Mais, plus encore, nous entrons presque sans préavis dans un monde aux exigences nouvelles : la planète est ronde (eh oui !), les ressources sont précieuses et limitées - la question de l'énergie (son origine, sa gestion) est devenue, comme jamais, un défi à considérer avec sérieux - les derniers énergumènes niant l'impact de l'activité humaine sur l'environnement ont été engloutis comme des mammouths : les chercheurs ont fait leur travail et réussi à faire passer le message du réchauffement climatique. Mais aussi le développement durable, la démocratie qui sous-tend liberté et équité, tous ces thèmes qui s'invitent avec une acuité grandissante dans l'air du temps, ne sont pas réservés aux diners en ville ou aux think tanks. Ils s'inscrivent au coeur de l'affrontement d'aujourd'hui. Seuls les oligarques semblent ne pas le voir, ne pas l'admettre, ne pas en tirer les conséquences. Pourtant, voilà ce qui explique cet affrontement.

La dimension géographique : Nantes en Bretagne

Nantes a connu de grands drames au cours de son histoire (siège du Château par l'armée française du temps de la Bretagne indépendante, noyades dans la Loire sous la Révolution, bombardements ravageurs durant la guerre...). Sur la sinistre période de la traite négrière, la ville a fait un travail de mémoire (rendu visible par le Mémorial de l'abolition de l'esclavage), et c'est tant mieux. Mais, la gouvernance locale reste imprégnée de l'air vicié de la période pétainiste. Cela ne peut échapper à l'observateur en place. L'exposition « Nantes en Guerres » au Château et qui s'achève ce week-end en témoigne. Un pan de mur montre quelques affichettes sur la Bretagne de l'époque, mais rien sur la partition de la Bretagne. Les responsables oublient très volontairement d'exposer un fac-similé du Journal Officiel du 30 juin 1941 (voir notre article) .

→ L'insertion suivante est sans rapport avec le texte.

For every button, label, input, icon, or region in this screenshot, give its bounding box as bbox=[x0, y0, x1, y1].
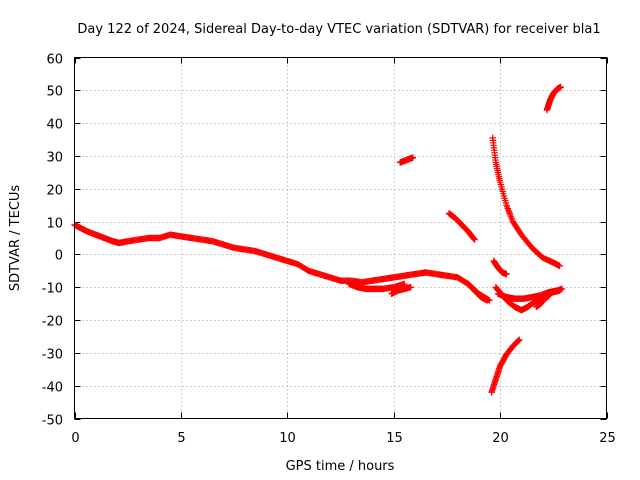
y-tick-label: -30 bbox=[42, 348, 63, 363]
x-tick-label: 15 bbox=[386, 431, 403, 446]
data-point bbox=[558, 285, 566, 293]
data-points bbox=[71, 83, 566, 396]
series-branch-low bbox=[388, 284, 414, 297]
x-tick-label: 5 bbox=[177, 431, 185, 446]
grid bbox=[74, 57, 607, 419]
series-long-descending bbox=[489, 134, 563, 270]
y-tick-label: 30 bbox=[46, 151, 63, 166]
series-top-right-rising bbox=[543, 83, 564, 114]
x-axis-title: GPS time / hours bbox=[286, 459, 395, 474]
data-point bbox=[470, 235, 478, 243]
series-lower-band bbox=[345, 280, 408, 293]
data-point bbox=[514, 337, 522, 345]
data-point bbox=[556, 262, 563, 270]
series-upper-shelf bbox=[494, 285, 566, 302]
y-tick-label: 10 bbox=[46, 217, 63, 232]
x-tick-label: 25 bbox=[599, 431, 616, 446]
series-descending-arc-12 bbox=[445, 210, 478, 243]
data-point bbox=[516, 336, 523, 343]
y-tick-label: -40 bbox=[42, 381, 63, 396]
y-tick-label: 20 bbox=[46, 184, 63, 199]
x-tick-label: 20 bbox=[492, 431, 509, 446]
data-point bbox=[407, 284, 414, 291]
data-point bbox=[484, 297, 491, 304]
y-axis-title: SDTVAR / TECUs bbox=[8, 185, 23, 292]
y-tick-label: -10 bbox=[42, 282, 63, 297]
series-negative-rising bbox=[488, 336, 523, 396]
x-tick-label: 0 bbox=[71, 431, 79, 446]
series-main-band bbox=[71, 221, 493, 304]
plot-frame bbox=[74, 57, 607, 419]
y-tick-label: 60 bbox=[46, 53, 63, 68]
data-point bbox=[545, 292, 553, 299]
series-short-segment-28 bbox=[396, 154, 417, 166]
series-hook-21-9 bbox=[533, 292, 553, 311]
chart-title: Day 122 of 2024, Sidereal Day-to-day VTE… bbox=[77, 22, 600, 37]
y-tick-label: -50 bbox=[42, 414, 63, 429]
y-tick-label: 40 bbox=[46, 118, 63, 133]
series-steep-short bbox=[490, 257, 510, 278]
y-tick-label: 50 bbox=[46, 85, 63, 100]
series-drop-to-19-5 bbox=[464, 280, 491, 304]
y-tick-label: -20 bbox=[42, 315, 63, 330]
y-tick-label: 0 bbox=[55, 249, 63, 264]
data-point bbox=[557, 83, 564, 91]
data-point bbox=[515, 337, 522, 344]
x-tick-label: 10 bbox=[279, 431, 296, 446]
data-point bbox=[471, 236, 478, 243]
data-point bbox=[503, 270, 510, 278]
axis-ticks: -50 -40 -30 -20 -10 0 10 20 30 40 50 60 0 5 10 15 20 25 bbox=[42, 53, 616, 447]
data-point bbox=[409, 154, 417, 161]
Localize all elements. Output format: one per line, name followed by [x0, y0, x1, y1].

Cette problématique de la cohérence territoriale, cette affirmation-là, puissante et sous-jacente, - était aussi dans la manifestation. Gwenn ha Du, Kroaz Zu, pavillon herminé de la ville de Nantes, drapeau herminé du pays de Retz (en rive sud de la Loire). Tous étaient au rendez-vous. Quel meilleur emblème, quel drapeau plus efficace que le Gwenn ha Du pour soutenir haut et fort la revendication démocratique dans les fumées lacrymogènes ? Il y a des moments forts, annonciateurs d'avenir. Je veux croire que ceux-là en sont ! La Bretagne n'a pas dit son dernier mot. N'he deus ket Breizh lâret he ger diwezhañ.

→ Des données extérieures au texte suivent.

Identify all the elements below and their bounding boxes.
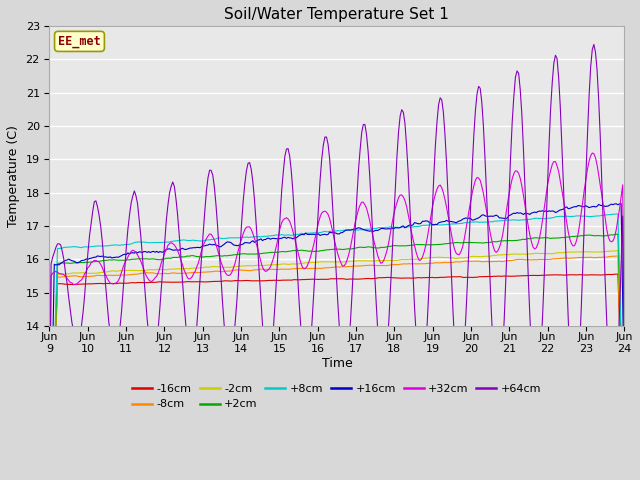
Line: -16cm: -16cm (49, 274, 624, 480)
+32cm (620, 380, 628, 385)
-16cm (297, 277, 305, 283)
-8cm (612, 253, 620, 259)
+16cm (297, 232, 305, 238)
+64cm (620, 388, 628, 394)
+2cm (614, 231, 621, 237)
-2cm (614, 248, 621, 253)
+8cm (620, 443, 628, 448)
Line: +16cm: +16cm (49, 204, 624, 480)
-8cm (246, 268, 253, 274)
+64cm (590, 42, 598, 48)
Text: EE_met: EE_met (58, 35, 101, 48)
-2cm (217, 264, 225, 270)
+16cm (236, 242, 244, 248)
Line: +32cm: +32cm (49, 153, 624, 449)
+32cm (116, 275, 124, 280)
-16cm (116, 280, 124, 286)
+2cm (620, 455, 628, 460)
Line: +2cm: +2cm (49, 234, 624, 480)
-8cm (217, 269, 225, 275)
+32cm (246, 224, 253, 230)
+2cm (236, 251, 244, 257)
+8cm (297, 230, 305, 236)
-16cm (588, 272, 596, 277)
-2cm (246, 263, 253, 268)
+64cm (236, 246, 244, 252)
-8cm (236, 267, 244, 273)
+16cm (116, 253, 124, 259)
-8cm (620, 468, 628, 474)
+16cm (246, 240, 253, 246)
+8cm (217, 235, 225, 241)
+32cm (590, 151, 598, 156)
+64cm (297, 325, 305, 331)
-8cm (588, 254, 596, 260)
+8cm (116, 242, 124, 248)
+2cm (297, 247, 305, 253)
-2cm (620, 464, 628, 470)
+64cm (588, 47, 596, 52)
+32cm (297, 260, 305, 266)
-16cm (217, 278, 225, 284)
+64cm (246, 160, 253, 166)
Line: +64cm: +64cm (49, 45, 624, 442)
+2cm (217, 253, 225, 259)
+32cm (217, 259, 225, 264)
+2cm (588, 233, 596, 239)
+64cm (116, 325, 124, 331)
-16cm (236, 278, 244, 284)
+32cm (45, 446, 53, 452)
+64cm (45, 439, 53, 445)
+16cm (620, 396, 628, 402)
-16cm (620, 479, 628, 480)
-2cm (236, 263, 244, 269)
+8cm (588, 214, 596, 219)
Line: +8cm: +8cm (49, 214, 624, 480)
Y-axis label: Temperature (C): Temperature (C) (7, 125, 20, 227)
+16cm (217, 244, 225, 250)
+32cm (236, 241, 244, 247)
+8cm (246, 234, 253, 240)
X-axis label: Time: Time (321, 357, 352, 370)
-2cm (116, 268, 124, 274)
+2cm (116, 257, 124, 263)
+64cm (217, 272, 225, 277)
-2cm (588, 249, 596, 255)
Title: Soil/Water Temperature Set 1: Soil/Water Temperature Set 1 (225, 7, 449, 22)
-2cm (297, 261, 305, 266)
-16cm (612, 271, 620, 277)
Line: -2cm: -2cm (49, 251, 624, 480)
+8cm (612, 211, 620, 217)
-8cm (297, 265, 305, 271)
Line: -8cm: -8cm (49, 256, 624, 480)
+32cm (588, 150, 596, 156)
-16cm (246, 278, 253, 284)
+16cm (617, 201, 625, 206)
Legend: -16cm, -8cm, -2cm, +2cm, +8cm, +16cm, +32cm, +64cm: -16cm, -8cm, -2cm, +2cm, +8cm, +16cm, +3… (128, 380, 546, 414)
-8cm (116, 272, 124, 278)
+2cm (246, 251, 253, 257)
+16cm (588, 204, 596, 209)
+8cm (236, 235, 244, 240)
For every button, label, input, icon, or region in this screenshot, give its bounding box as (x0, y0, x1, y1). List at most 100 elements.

L'avenir de Nantes passe nécessairement par la prise en compte de sa position géographique, de sa mémoire, et de sa vocation sur le temps long, c'est-à-dire par la Réunification bretonne et la réorganisation des régions administratives du nord-ouest de la France. En bonne intelligence les unes avec les autres. Les oligarques et apparatchiks - inutile de les nommer, ils se reconnaîtront - refusent ce scénario. Jusqu'à quand ? L'attractivité de Nantes est à ce prix.

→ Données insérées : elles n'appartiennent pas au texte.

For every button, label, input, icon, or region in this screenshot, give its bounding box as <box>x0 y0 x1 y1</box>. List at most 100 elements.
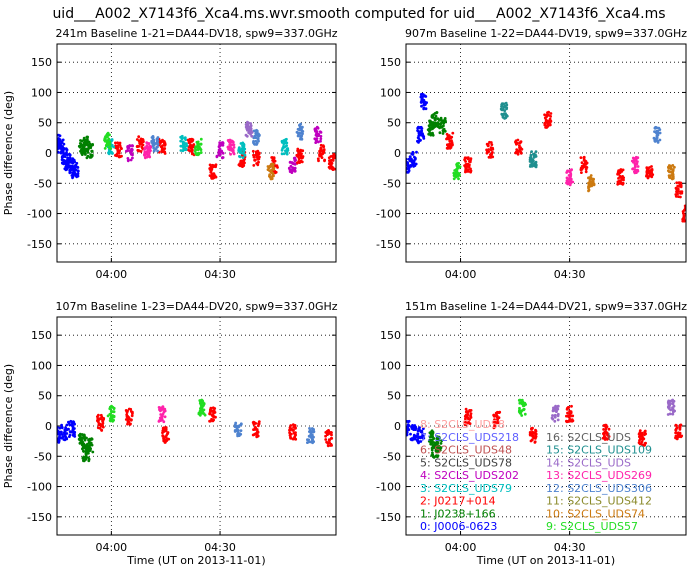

Vers 17 h 30, les tracteurs s'éclipsent. Dans le calme et avec responsabilité. La manifestation se termine doucement. Le reste n'appartient pas aux organisateurs. Que des gendarmes casqués et des jeunes gens s'affrontent - de surcroît, en dehors du tracé de la manifestation - n'a rien de neuf. Qui peut faire semblant de le découvrir ?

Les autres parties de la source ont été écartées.